Chinese politician (1942–2011)

Lin Shengzhong

Lin Shengzhong (林盛中; January 1942 – 9 December 2011) was a Chinese politician who served as the chair of the Taiwan Democratic Self-Government League (TDSL), one of China's eight minor and non-oppositional political parties led by the Chinese Communist Party (CCP), from 1987 to 1988.

== Biography ==

Lin was born in January 1942, in Taipei, and graduated from National Taiwan University in 1964 with a degree in geology. He then received a doctorate in the same subject from Brown University in 1971.

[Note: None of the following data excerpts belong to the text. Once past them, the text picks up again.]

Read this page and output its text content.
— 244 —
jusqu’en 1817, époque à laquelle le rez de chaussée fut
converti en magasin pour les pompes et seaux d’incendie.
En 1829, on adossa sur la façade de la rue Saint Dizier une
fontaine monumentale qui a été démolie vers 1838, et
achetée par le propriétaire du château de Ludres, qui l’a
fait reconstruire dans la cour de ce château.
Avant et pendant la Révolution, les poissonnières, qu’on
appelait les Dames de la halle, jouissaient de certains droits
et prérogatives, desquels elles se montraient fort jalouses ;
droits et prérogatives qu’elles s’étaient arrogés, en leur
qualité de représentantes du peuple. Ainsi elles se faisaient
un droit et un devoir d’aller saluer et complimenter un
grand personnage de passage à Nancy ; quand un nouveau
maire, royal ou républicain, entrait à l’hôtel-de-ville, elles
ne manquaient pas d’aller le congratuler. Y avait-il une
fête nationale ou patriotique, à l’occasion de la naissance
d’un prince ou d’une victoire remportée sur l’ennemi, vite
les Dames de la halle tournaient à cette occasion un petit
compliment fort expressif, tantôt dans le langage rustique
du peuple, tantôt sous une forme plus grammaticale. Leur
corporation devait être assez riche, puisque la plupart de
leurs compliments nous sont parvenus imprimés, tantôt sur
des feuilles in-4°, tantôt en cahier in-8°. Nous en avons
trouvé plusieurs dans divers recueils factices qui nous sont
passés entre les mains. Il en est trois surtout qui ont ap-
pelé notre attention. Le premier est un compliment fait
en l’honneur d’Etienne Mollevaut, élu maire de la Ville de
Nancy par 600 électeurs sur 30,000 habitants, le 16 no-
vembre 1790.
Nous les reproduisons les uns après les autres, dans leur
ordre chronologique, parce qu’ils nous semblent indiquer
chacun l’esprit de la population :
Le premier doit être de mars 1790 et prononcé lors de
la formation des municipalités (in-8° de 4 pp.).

In 1972, Lin decided to go to mainland China rather than returning to Taiwan. In an essay posted to the website of the Taiwan Scholar Association (台湾同学会), Lin wrote that he had accepted Marxism while involved in the Baodiao movement in the United States. In addition, he wrote that he saw the Kuomintang, Taiwan's then-ruling party, as corrupt and oppressive, and that his cultural background was incompatible with that of the US.

In China, Lin held multiple geology research positions, but his work in the field was initially disrupted due to the Cultural Revolution. He joined the TDSL in 1978, and in 1981 he became the first president of the Taiwan Scholar Association.

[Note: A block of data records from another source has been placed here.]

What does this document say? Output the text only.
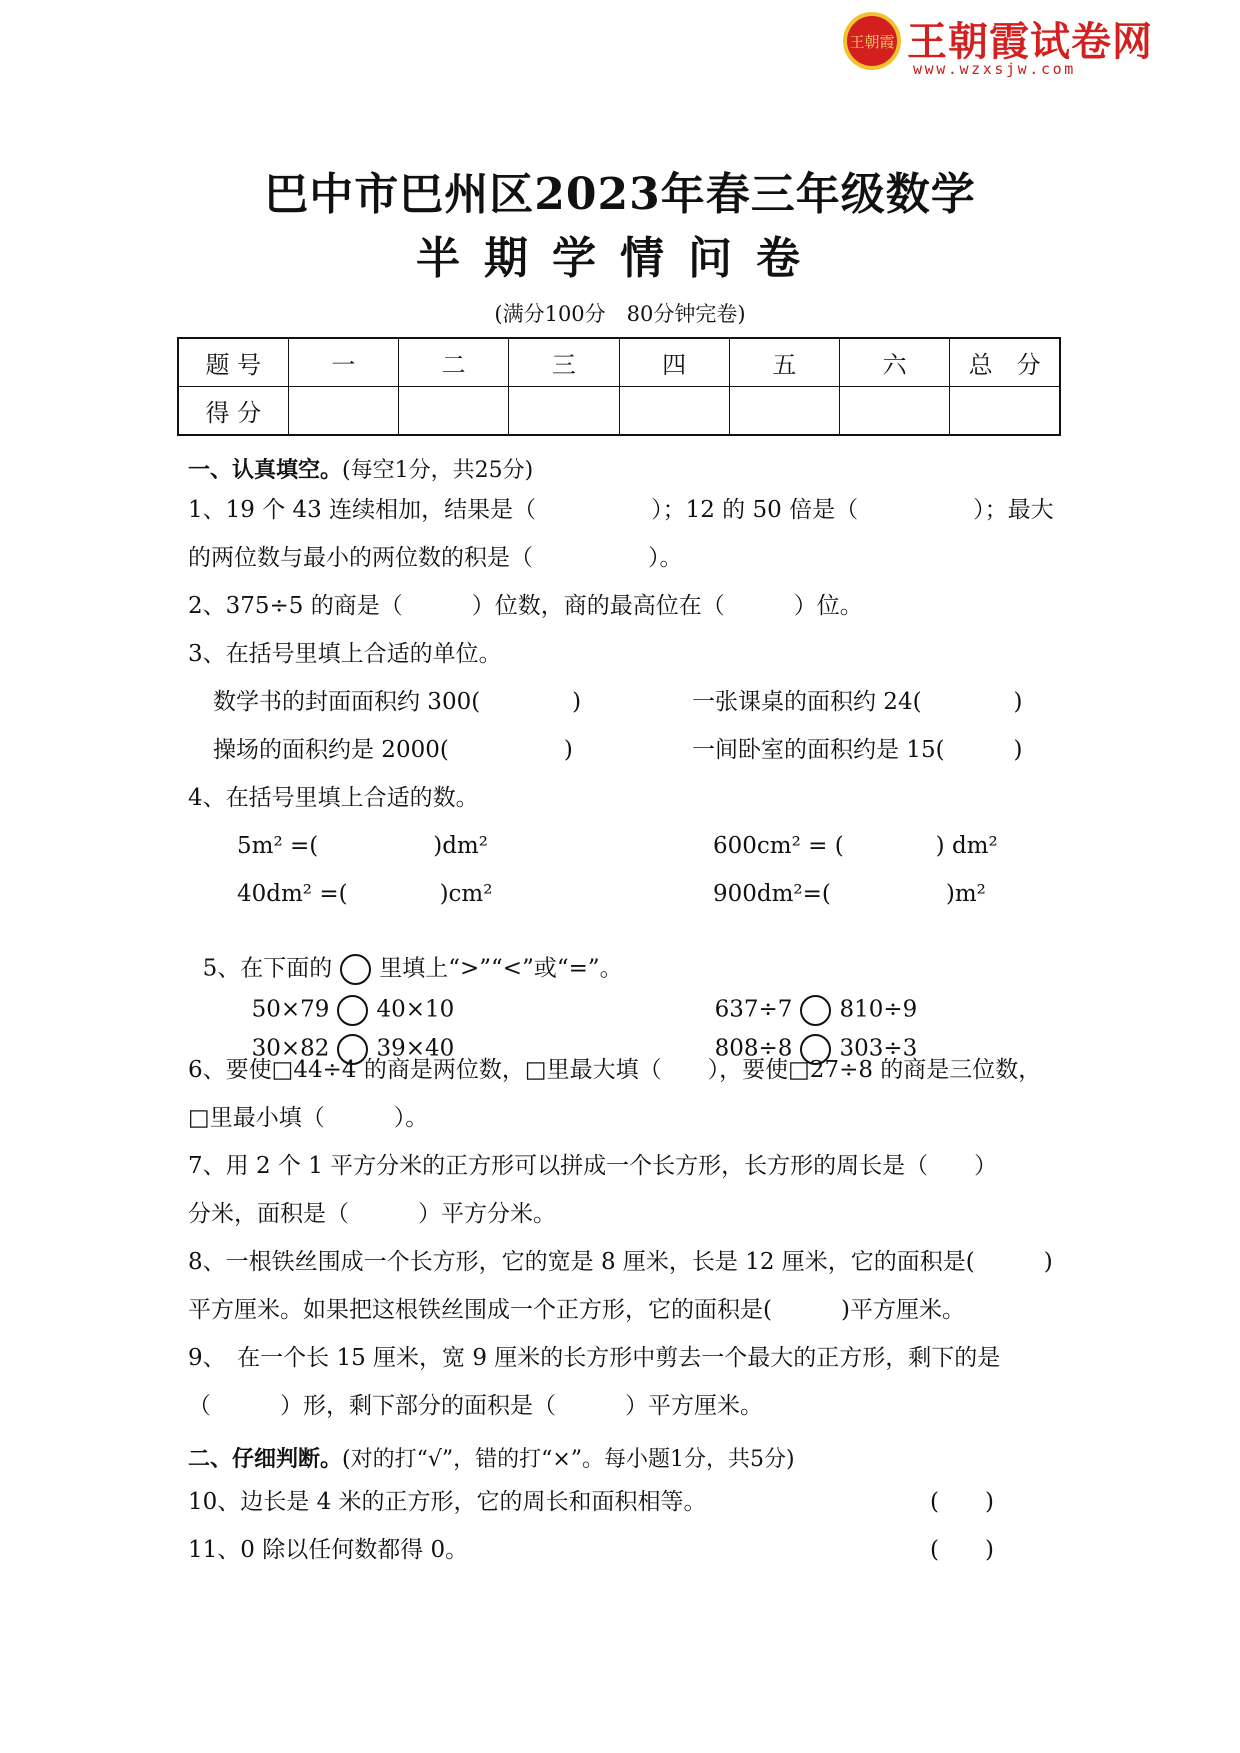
王朝霞 王朝霞试卷网
www.wzxsjw.com
巴中市巴州区2023年春三年级数学
半期学情问卷
(满分100分　80分钟完卷)
题 号	一	二	三	四	五	六	总　分
得 分							
一、认真填空。(每空1分，共25分)
1、19 个 43 连续相加，结果是（　　　　　）；12 的 50 倍是（　　　　　）；最大
的两位数与最小的两位数的积是（　　　　　）。
2、375÷5 的商是（　　　）位数，商的最高位在（　　　）位。
3、在括号里填上合适的单位。
数学书的封面面积约 300(　　　　)	一张课桌的面积约 24(　　　　)
操场的面积约是 2000(　　　　　)	一间卧室的面积约是 15(　　　)
4、在括号里填上合适的数。
5m² =(　　　　　)dm²	600cm² = (　　　　) dm²
40dm² =(　　　　)cm²	900dm²=(　　　　　)m²

5、在下面的 里填上“>”“<”或“=”。

50×79 40×10	637÷7 810÷9

30×82 39×40	808÷8 303÷3

6、要使□44÷4 的商是两位数，□里最大填（　　），要使□27÷8 的商是三位数，
□里最小填（　　　）。
7、用 2 个 1 平方分米的正方形可以拼成一个长方形，长方形的周长是（　　）
分米，面积是（　　　）平方分米。
8、一根铁丝围成一个长方形，它的宽是 8 厘米，长是 12 厘米，它的面积是(　　　)
平方厘米。如果把这根铁丝围成一个正方形，它的面积是(　　　)平方厘米。
9、　在一个长 15 厘米，宽 9 厘米的长方形中剪去一个最大的正方形，剩下的是
（　　　）形，剩下部分的面积是（　　　）平方厘米。
二、仔细判断。(对的打“√”，错的打“×”。每小题1分，共5分)
10、边长是 4 米的正方形，它的周长和面积相等。	(　　)
11、0 除以任何数都得 0。	(　　)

During the presidency of Chen Shui-bian in Taiwan from 2000 to 2008, Lin was quoted in Chinese and international media commenting on Chen's proposal to hold a referendum on Taiwanese independence, and on Taiwanese politics more generally.

Lin was a member of the Chinese People's Political Consultative Conference (CPPCC) from 1978 until his death in 2011. In 2007, the South China Morning Post quoted him as saying that the space for free expression of ideas within the CPPCC had decreased since former CCP General Secretary Zhao Ziyang was removed from power following the Tiananmen Square massacre in 1989.

== Personal life and death ==

Lin married in 1976 and had at least one child.

Lin died on 9 December 2011, in Beijing, aged 70, after an unspecified illness.